5 thoughts on “Aspiring Together”

  1. The “convention” in T&T is that the Party in power controls, dictates, and dominates every aspect of life, including celebrations. The PNM operated in this manner for decades.The PP unfortunately is following the only convention which was established and with which they are familiar.
    Once again, now that the shoe is on the other foot, Cudjoe is calling for change, but only when he finds his Party shut out.It was ok before but unacceptable now. What hypocracy!
    However, his suggestions for moving forward are worthy of consideration and adoption.

    1. Trust, fairness, respect, attitude, faith in God, setting proper standards, helping others and one can go on and on have all been taken away from the middle class and poor families. Greed, power, self interests etc are what the PP and PNM are all about. They serve themselves and about the worst thing they do is lie. The next leader of Trinidad should come from the mixed grouping (no Indian or African). The mixed people of Trinidad and Tobago hold no prejudices. The PP has failed the people miserably (they are just not honest and we can see right through them). Kamla was never a leader but an opportunist. But the PNM had to go for they were spoiling our name in the world very fast indeed. We are a great nation and we deserve better. Most Trinidadians like myself who were forced to leave Trinidad still looks to home as home. But with 290 murders to-date it shows we are a leaderless country. I still admire President Obama; after the DNC convention I saw how a leader draws people close together. Kamla and her bunch are a total waste. I felt so ashamed as I wondered when a great leader will emerge once again in Trinidad;one who will embrace the hopes and dreams of all Trinidadians and Tobagonians alike. We have so much talent but no leader. Carnival alone could be marketed differently to make us proud once more. I can put more blame on one race in Trinidad. But you know we have to bury the truth to keep the peace but that race lives in self denial with no dignity and has to change as they are holding on to a lot of falsehoods from where they came many years ago. Their values are not good values and money is their God. This is just the start to induce needful change to our blessed country.

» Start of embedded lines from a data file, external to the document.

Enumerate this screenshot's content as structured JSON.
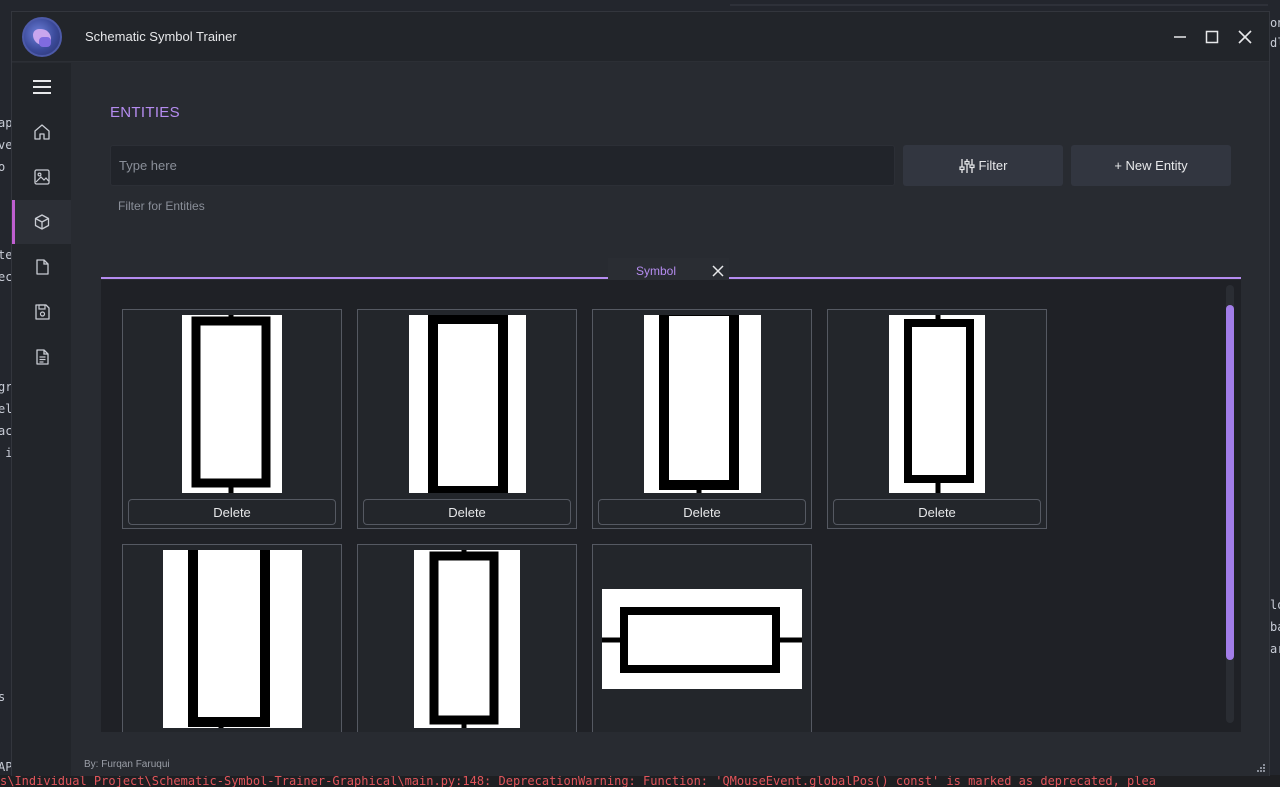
{
  "window": {
    "title": "Schematic Symbol Trainer",
    "controls": {
      "minimize": "minimize-icon",
      "maximize": "maximize-icon",
      "close": "close-icon"
    }
  },
  "sidebar": {
    "items": [
      {
        "name": "menu",
        "icon": "hamburger-menu-icon"
      },
      {
        "name": "home",
        "icon": "home-icon"
      },
      {
        "name": "images",
        "icon": "image-icon"
      },
      {
        "name": "entities",
        "icon": "cube-icon",
        "active": true
      },
      {
        "name": "documents",
        "icon": "file-icon"
      },
      {
        "name": "save",
        "icon": "save-icon"
      },
      {
        "name": "report",
        "icon": "file-text-icon"
      }
    ]
  },
  "main": {
    "title": "ENTITIES",
    "search": {
      "placeholder": "Type here",
      "value": ""
    },
    "filter_button": "Filter",
    "new_entity_button": "+ New Entity",
    "filter_hint": "Filter for Entities"
  },
  "tabs": [
    {
      "label": "Symbol",
      "closable": true
    }
  ],
  "symbols": [
    {
      "delete_label": "Delete",
      "orientation": "vertical"
    },
    {
      "delete_label": "Delete",
      "orientation": "vertical"
    },
    {
      "delete_label": "Delete",
      "orientation": "vertical"
    },
    {
      "delete_label": "Delete",
      "orientation": "vertical"
    },
    {
      "orientation": "vertical"
    },
    {
      "orientation": "vertical"
    },
    {
      "orientation": "horizontal"
    }
  ],
  "footer": {
    "credit": "By: Furqan Faruqui"
  },
  "background": {
    "terminal_text": "s\\Individual Project\\Schematic-Symbol-Trainer-Graphical\\main.py:148: DeprecationWarning: Function: 'QMouseEvent.globalPos() const' is marked as deprecated, plea"
  },
  "colors": {
    "accent": "#b58cf0",
    "active_indicator": "#bf5fd0",
    "window_bg": "#282b31",
    "panel_bg": "#1f2126",
    "terminal_text": "#e2555b"
  }
}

  2. I agree with TMan. It is not only the convention in T&T it is a global convention. If the opposition wants to hold its own celebration it is done after the official one (which is normally the one held by the government). It is ironic that the author talks about the PP holding its celebration and not the government. The opposition were invited but declined. What would have been the story if Capildeo declined to attend the Independence celebration in 1962??

  3. T-Man, does your statements reflect an excuse or a reason for disunity in Trinidad and Tobago? You had to take a swipe at the messenger before looking the message, but by doing this you are not making a good case for this Government.
    “The PNM operated in this manner for decades.” Explain this statement in reference to previous Independence celebrations. As far as I recall, the people voted for change when they elected this present Government. Were the people only successful in electing a puppet Government, a mimic Government, a shadow Governemnt of the PNM? Are you in fact reiterating the sentiments of a former PNM Government Minister? “PNM – a way of life.”

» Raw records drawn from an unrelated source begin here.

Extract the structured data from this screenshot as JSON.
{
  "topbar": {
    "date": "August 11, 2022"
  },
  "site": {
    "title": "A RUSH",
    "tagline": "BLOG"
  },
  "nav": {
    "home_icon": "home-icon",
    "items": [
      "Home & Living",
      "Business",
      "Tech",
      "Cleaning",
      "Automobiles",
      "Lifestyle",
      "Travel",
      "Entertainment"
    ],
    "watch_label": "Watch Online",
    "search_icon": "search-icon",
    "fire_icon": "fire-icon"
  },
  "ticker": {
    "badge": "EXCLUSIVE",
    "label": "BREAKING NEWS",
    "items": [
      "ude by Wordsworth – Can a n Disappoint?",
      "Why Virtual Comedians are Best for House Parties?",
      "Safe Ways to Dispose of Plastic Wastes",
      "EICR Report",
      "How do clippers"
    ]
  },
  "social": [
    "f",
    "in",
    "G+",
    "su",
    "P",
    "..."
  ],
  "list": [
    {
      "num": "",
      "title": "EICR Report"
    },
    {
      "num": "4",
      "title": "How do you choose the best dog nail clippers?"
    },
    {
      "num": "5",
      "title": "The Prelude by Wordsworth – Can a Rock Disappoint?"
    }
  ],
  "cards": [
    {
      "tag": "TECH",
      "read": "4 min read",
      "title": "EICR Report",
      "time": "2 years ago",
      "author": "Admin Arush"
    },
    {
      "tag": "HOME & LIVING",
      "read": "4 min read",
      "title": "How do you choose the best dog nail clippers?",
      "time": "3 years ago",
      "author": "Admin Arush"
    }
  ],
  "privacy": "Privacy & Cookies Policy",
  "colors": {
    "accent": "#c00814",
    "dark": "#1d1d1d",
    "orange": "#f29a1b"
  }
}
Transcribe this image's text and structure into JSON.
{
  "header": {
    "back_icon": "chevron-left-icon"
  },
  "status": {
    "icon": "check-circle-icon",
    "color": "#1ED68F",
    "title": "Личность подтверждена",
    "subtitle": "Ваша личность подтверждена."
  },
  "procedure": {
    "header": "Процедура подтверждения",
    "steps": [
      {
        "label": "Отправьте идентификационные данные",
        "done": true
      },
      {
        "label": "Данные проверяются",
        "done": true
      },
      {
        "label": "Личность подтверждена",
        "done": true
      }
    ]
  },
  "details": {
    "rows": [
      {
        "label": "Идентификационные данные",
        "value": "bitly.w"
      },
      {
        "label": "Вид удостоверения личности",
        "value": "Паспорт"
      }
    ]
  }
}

    1. Cudjoe is making the point that conventions in countries like the UK are very significant and are always honored.
      MY point is that the convention in T&T regarding national celebrations is that the government in power organizes and delivers the mode of celebration.
      Suddenly the PNM has decided that this convention does not suit their political agenda.
      Take notice of my last comment. Cudjoe’s suggestions for moving forward are worthy of consideration and adoption.People like Cudjoe and his PNM cohorts are finally beginning to understand how it feels to be ignored and mistreated by a government in power.